As they withdrew, Jawahar rode up beside Nau Nihal, face streaked with soot. "That smoke will be visible from the main army's position. Sher Singh will know we're doing our part."

"Good," Nau Nihal replied. "Every sack we destroy is another week the city cannot hold. Let the Amirs feel real hunger before Ventura's guns even open fire."

They pushed hard through the remaining darkness, putting miles between themselves and the twin infernos. Only when they reached a hidden ravine near a tributary of the Indus did Nau Nihal allow a brief rest.

While the men tended horses and wounds, another Raaz messenger arrived — this one a fisherman with a small boat. The note was short:

Hyderabad's granaries already strained. Field commanders demanding reinforcements be pulled from the south. Southern tribes hesitant. Amirs divided.
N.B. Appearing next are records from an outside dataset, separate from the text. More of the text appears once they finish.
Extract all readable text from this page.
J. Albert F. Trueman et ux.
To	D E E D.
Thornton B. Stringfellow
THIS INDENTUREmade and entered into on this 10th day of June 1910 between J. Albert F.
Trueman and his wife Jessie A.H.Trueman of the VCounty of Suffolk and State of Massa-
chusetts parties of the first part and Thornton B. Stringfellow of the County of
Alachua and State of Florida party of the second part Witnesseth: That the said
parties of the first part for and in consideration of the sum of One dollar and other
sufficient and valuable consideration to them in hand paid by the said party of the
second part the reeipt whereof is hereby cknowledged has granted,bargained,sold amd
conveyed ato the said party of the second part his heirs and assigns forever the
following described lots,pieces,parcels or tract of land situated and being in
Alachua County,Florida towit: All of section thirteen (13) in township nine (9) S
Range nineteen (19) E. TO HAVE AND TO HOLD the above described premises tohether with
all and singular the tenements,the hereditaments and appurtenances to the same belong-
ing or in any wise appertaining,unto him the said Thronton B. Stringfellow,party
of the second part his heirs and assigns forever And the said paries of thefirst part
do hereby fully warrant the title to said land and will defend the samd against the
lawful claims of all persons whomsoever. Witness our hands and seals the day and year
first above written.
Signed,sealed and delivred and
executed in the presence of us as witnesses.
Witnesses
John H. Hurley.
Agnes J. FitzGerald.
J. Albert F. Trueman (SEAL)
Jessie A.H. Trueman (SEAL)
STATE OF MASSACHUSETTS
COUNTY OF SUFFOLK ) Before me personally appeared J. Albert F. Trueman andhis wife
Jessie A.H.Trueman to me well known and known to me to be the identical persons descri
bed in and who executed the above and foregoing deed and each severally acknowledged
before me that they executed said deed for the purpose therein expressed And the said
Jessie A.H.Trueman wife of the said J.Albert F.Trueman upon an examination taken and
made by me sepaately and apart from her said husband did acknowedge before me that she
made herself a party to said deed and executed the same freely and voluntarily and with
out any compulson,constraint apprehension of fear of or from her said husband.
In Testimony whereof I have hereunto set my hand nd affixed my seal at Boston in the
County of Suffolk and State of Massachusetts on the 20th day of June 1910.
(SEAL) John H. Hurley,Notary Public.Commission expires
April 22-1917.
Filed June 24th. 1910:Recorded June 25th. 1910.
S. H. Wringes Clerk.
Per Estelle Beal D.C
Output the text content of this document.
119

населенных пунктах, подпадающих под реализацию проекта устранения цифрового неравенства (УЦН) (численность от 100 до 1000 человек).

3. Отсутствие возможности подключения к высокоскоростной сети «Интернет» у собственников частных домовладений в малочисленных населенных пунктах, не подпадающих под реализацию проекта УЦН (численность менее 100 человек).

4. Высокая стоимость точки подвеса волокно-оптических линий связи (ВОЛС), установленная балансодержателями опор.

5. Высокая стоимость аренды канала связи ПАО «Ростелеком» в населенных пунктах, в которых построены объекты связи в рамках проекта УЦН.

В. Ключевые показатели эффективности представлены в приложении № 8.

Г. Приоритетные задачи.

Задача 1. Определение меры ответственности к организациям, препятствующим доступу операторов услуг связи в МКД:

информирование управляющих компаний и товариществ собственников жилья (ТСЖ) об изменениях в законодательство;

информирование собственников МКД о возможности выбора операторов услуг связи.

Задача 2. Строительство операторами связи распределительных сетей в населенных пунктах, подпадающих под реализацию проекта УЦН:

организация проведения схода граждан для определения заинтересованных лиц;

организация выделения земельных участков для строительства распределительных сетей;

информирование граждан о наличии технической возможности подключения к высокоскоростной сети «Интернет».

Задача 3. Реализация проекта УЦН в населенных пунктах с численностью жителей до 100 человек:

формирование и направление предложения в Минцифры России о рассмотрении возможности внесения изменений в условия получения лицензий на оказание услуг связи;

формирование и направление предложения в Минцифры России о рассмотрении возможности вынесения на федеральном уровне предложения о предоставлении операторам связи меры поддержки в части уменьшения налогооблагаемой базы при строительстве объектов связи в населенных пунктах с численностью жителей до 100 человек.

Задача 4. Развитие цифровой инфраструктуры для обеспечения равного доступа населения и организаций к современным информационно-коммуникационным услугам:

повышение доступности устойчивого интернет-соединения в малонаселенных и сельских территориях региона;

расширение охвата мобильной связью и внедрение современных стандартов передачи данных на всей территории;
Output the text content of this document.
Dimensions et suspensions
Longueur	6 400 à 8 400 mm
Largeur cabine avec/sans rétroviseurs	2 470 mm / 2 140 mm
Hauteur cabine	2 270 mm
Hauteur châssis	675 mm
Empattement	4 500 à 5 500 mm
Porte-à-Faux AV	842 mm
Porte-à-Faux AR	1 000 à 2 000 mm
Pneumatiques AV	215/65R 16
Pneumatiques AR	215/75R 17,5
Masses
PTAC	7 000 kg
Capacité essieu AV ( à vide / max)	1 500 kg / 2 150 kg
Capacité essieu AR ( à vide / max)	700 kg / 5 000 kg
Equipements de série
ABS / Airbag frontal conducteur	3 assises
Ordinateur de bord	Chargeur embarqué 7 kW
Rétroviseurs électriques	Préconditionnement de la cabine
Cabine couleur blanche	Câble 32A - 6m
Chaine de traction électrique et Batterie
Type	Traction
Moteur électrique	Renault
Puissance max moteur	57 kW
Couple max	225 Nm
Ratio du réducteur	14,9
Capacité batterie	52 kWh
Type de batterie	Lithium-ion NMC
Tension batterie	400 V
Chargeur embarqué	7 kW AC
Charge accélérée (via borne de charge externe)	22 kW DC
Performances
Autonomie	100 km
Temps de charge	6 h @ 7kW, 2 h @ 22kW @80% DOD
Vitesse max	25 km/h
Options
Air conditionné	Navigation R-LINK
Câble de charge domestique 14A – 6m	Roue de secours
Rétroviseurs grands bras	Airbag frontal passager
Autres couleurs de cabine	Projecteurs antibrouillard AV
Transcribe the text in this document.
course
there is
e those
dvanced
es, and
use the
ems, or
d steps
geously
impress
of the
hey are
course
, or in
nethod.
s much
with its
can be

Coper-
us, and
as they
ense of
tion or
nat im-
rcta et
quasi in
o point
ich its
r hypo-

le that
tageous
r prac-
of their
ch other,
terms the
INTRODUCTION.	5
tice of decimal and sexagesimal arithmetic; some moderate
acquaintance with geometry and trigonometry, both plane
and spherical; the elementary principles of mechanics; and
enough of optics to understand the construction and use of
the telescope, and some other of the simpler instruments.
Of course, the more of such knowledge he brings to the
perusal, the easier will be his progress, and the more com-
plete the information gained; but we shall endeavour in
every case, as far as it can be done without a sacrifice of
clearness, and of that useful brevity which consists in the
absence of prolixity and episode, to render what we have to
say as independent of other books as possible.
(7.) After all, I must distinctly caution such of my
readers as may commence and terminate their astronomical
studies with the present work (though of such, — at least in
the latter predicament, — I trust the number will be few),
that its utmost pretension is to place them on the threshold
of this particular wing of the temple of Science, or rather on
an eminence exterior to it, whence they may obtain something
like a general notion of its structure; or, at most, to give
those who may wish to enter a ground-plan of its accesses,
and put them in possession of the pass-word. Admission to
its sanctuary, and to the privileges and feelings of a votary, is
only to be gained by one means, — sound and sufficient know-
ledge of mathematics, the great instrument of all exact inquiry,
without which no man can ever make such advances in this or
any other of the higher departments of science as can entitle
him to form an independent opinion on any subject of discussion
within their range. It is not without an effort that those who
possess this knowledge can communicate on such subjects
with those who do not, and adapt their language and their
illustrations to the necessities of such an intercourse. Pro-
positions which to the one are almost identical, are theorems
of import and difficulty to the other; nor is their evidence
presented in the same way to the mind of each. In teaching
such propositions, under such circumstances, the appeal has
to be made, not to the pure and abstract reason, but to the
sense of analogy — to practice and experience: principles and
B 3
Nau Nihal burned the paper and stared into the small fire.

"We've done what we came for on the open plain," he said quietly to Jawahar. "The big formations are finished. From now on we stay deep in their rear. Hit water channels, bridges, messenger routes. Keep them blind and bleeding while the main army closes the trap."

Jawahar grinned tiredly. "You always said this would be the real work."

"It is." Nau Nihal's eyes hardened. "We are no longer fighting their army. We are fighting their will to resist. When Sher Singh gives the signal, we charge from behind and shatter whatever is left."

The first light of dawn touched the eastern sky. Far to the north, the distant dust of the main Sikh army under Sher Singh and Ventura was probably already visible on the horizon.

The long chase across Sindh was ending.

The siege — and the true shadow war — had begun.